#**Stemming**
* Stemming is the process of reducing a word to its word stem that affixes to suffixes and prefixes or to the roots of words known as a "lemma" .
* Stemming is important in Natural Language Understanding(NLU) and Natural Language Processing(NLP).

In [None]:
## Classification of Problem
## Comments of product is a positive review or negative review
## Reviews ----> eating, eat, eaten [going, gone, goes] ---> go

words = ["eating","eats","eaten","writing","writes","programming","programs","history","finally","finalized"]

## **1. Porter Stemmer**
 * It is based on the idea that the suffixes in the English language are made up of a combination of smaller and simpler suffixes.
 * The main applications of Porter Stemmer include data mining and Information retrieval.

In [None]:
from nltk.stem import PorterStemmer

In [None]:
stemming = PorterStemmer()

In [None]:
for word in words:
  print(word + '---->' + stemming.stem(word))

eating---->eat
eats---->eat
eaten---->eaten
writing---->write
writes---->write
programming---->program
programs---->program


In [None]:
stemming.stem('congratulations')

'congratul'

In [None]:
stemming.stem('sitting')

'sit'

## **2. RegExpStemmer class**

* NLTK has RegExpStemmer class with the help of which we can easily implement Regular Expression Stemmer algorithms.
* It basically takes a single regular expression and removes any prefix or suffix that matches the expression.
* Let us see an example :

In [None]:
from nltk.stem import RegexpStemmer

In [None]:
reg_stemmer = RegexpStemmer('ing$|s$|e$|able$',min = 4)

In [None]:
reg_stemmer.stem('eating')

'eat'

In [None]:
reg_stemmer.stem('ineating')

'ineat'

## **3. Snowball Stemmer**
* The Snowball Stemmer, compared to the Porter Stemmer, is multi-lingual as it can handle non-English words.
* It is known for efficient processing of small strings.
* The Snowball stemmer is way more aggressive than Porter Stemmer and is also referred to as Porter2 Stemmer.

In [None]:
from nltk.stem import SnowballStemmer

In [None]:
snowballstemmer = SnowballStemmer('english')

In [None]:
for word in words:
  print(word + "---->" + snowballstemmer.stem(word))

eating---->eat
eats---->eat
eaten---->eaten
writing---->write
writes---->write
programming---->program
programs---->program


In [None]:
stemming.stem("fairly"),stemming.stem("sportingly")

('fairli', 'sportingli')

In [None]:
snowballstemmer.stem("fairly"),snowballstemmer.stem("sportingly")

('fair', 'sport')

In [None]:
snowballstemmer.stem('goes')

'goe'

In [None]:
stemming.stem('goes')

'goe'

# Applications of Stemming :
1. Stemming is used in Info. Retrieval Systems like Search Engines.
2. It is used to determine domain vocabularies in domain analysis.
3. Sentiment Analysis
4. A method of group analysis used on textual materials is called Document Clustering (also known as Text Clustering).


# Advantages of Stemming:
1. Stemming in natural language processing offers advantages such as text normalization, simplifying word variations to a common base form.
2. It aids in information retrieval, text mining, and reduces feature dimensionality in machine learning.
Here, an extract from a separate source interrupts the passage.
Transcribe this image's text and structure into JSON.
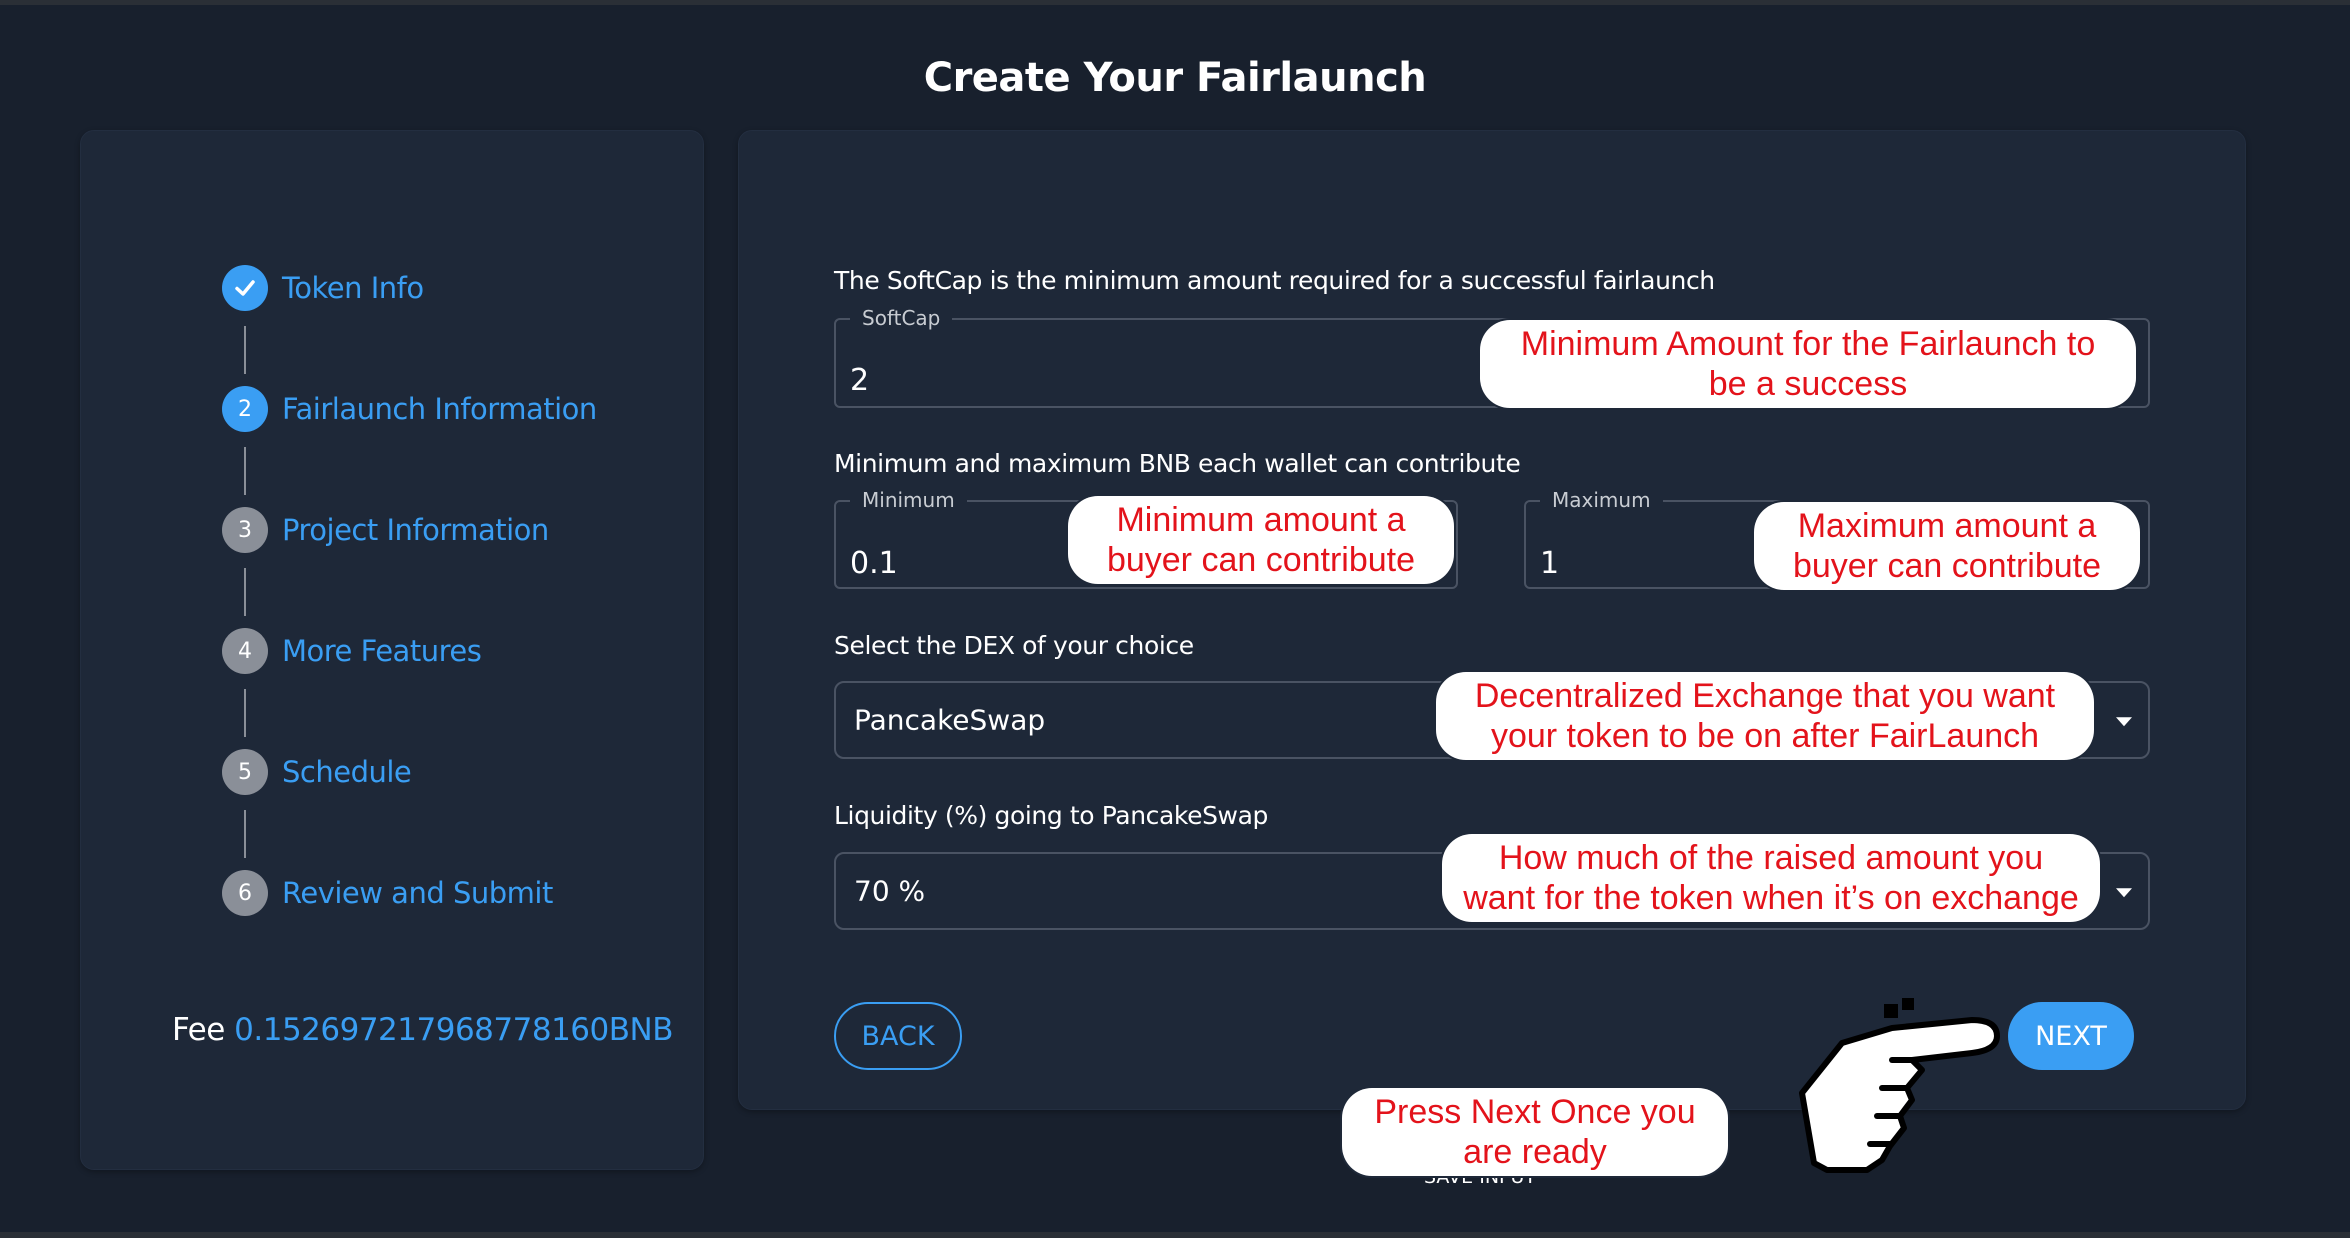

# Disadvantage of Stemming :
**1. Over-Stemming:** Over-stemming in natural language processing occurs when a stemmer produces incorrect root forms or non-valid words. This can result in a loss of meaning and readability.

**2. Under-Stemming:** Under-stemming in natural language processing arises when a stemmer fails to produce accurate root forms or reduce words to their base form. This can result in a loss of information and hinder text analysis.